I just had a GE repairman come to my home yesterday to look at my freezer (Monogram) to diagnose what was wrong with the ice / water dispenser. As I thought, the motherboard had gone bad. For this 5 minute diagnosis (it may have been more like 3 minutes) we were charged a $75 trip fee. We were told that this is a common problem and that GE will probably help us with the repair costs. At any rate, it got me thinking about how we are paid as loan officers - and Realtors, for that matter.
Realtors and loan officers both do a lot of work for free while incurring expenses. Since I'm not a Realtor I can't speak for their model, but loan officers often spend time taking applications, running credit (which costs money) and running the loan through automated underwriting systems (which costs money). Depending on the closing ratio and other factors, a loan officer may take 4-10 applications for every 1 closing. It got me thinking that perhaps we as an industry should start valuing our time and service a bit more and get back to charging an application fee of, say, $75. We could also charge for the credit report and automated underwriting system charges.
Then I thought we could take that a step further and charge a fee for reaching specific milestones. This would help us to earn our pay as we go instead of all at the end and it would make the customer less likely to jump ship to another loan officer who is quoting an unreasonably low rate just to get the business. When the loan closes, we could get 1 - 2 origination points instead of the customary 2 - 4 points depending on what was paid by the client throughout the process. All of the money the client has paid would show up on the HUD settlement statement but it would allow us to get paid if loans don't close and it would force clients to manage their money a bit better since they wouldn't need to save such a big chunk for closing costs.
The Frank - Dodd act will drastically change how loan officers are paid on April 1st unless the lawmakers grow a brain and realize that what they are doing isn't good for the industry or the consumer. Their new law will limit the consumers' choices on how to structure their deals and it could very well force another mass exodus of loan officers. While there will be more business for those who are left, I anticipate huge delays for the deals in the pipeline and the remaining loan officers would be paid much less per loan.
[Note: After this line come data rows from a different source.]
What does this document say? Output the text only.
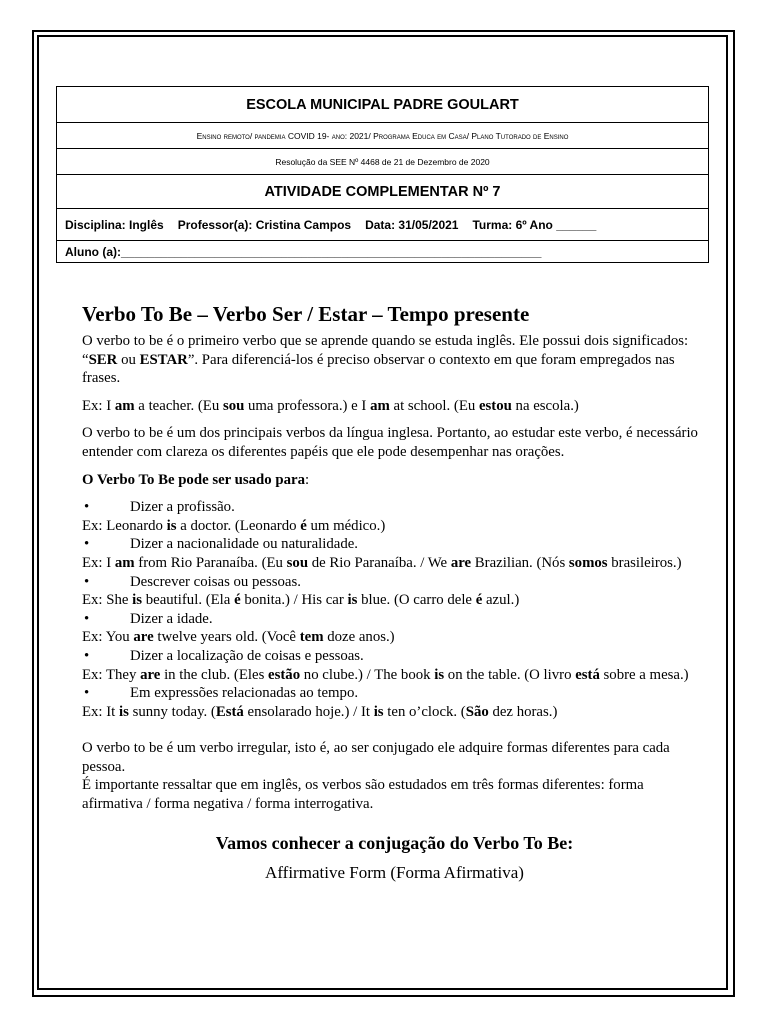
ESCOLA MUNICIPAL PADRE GOULART
Ensino remoto/ pandemia COVID 19- ano: 2021/ Programa Educa em Casa/ Plano Tutorado de Ensino
Resolução da SEE Nº 4468 de 21 de Dezembro de 2020
ATIVIDADE COMPLEMENTAR Nº 7
Disciplina: Inglês Professor(a): Cristina Campos Data: 31/05/2021 Turma: 6º Ano ______
Aluno (a):_______________________________________________________________
Verbo To Be – Verbo Ser / Estar – Tempo presente

O verbo to be é o primeiro verbo que se aprende quando se estuda inglês. Ele possui dois significados: “SER ou ESTAR”. Para diferenciá-los é preciso observar o contexto em que foram empregados nas frases.

Ex: I am a teacher. (Eu sou uma professora.) e I am at school. (Eu estou na escola.)

O verbo to be é um dos principais verbos da língua inglesa. Portanto, ao estudar este verbo, é necessário entender com clareza os diferentes papéis que ele pode desempenhar nas orações.

O Verbo To Be pode ser usado para:

•	Dizer a profissão.

Ex: Leonardo is a doctor. (Leonardo é um médico.)

•	Dizer a nacionalidade ou naturalidade.

Ex: I am from Rio Paranaíba. (Eu sou de Rio Paranaíba. / We are Brazilian. (Nós somos brasileiros.)

•	Descrever coisas ou pessoas.

Ex: She is beautiful. (Ela é bonita.) / His car is blue. (O carro dele é azul.)

•	Dizer a idade.

Ex: You are twelve years old. (Você tem doze anos.)

•	Dizer a localização de coisas e pessoas.

Ex: They are in the club. (Eles estão no clube.) / The book is on the table. (O livro está sobre a mesa.)

•	Em expressões relacionadas ao tempo.

Ex: It is sunny today. (Está ensolarado hoje.) / It is ten o’clock. (São dez horas.)

O verbo to be é um verbo irregular, isto é, ao ser conjugado ele adquire formas diferentes para cada pessoa.

É importante ressaltar que em inglês, os verbos são estudados em três formas diferentes: forma afirmativa / forma negativa / forma interrogativa.

Vamos conhecer a conjugação do Verbo To Be:
Affirmative Form (Forma Afirmativa)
By charging for specific services (application / pre-approval) and / or milestones reached, loan officers could still make decent money - as a percentage, anyway. I think the Frank - Dodd act needs to be changed so that clients can have the choices they have always had, but either way I think we should look at changing how we are paid and stop working for free - this goes for Realtors, too.
I'd love to get thoughts and feedback on this so feel free to voice your opinion and give ideas.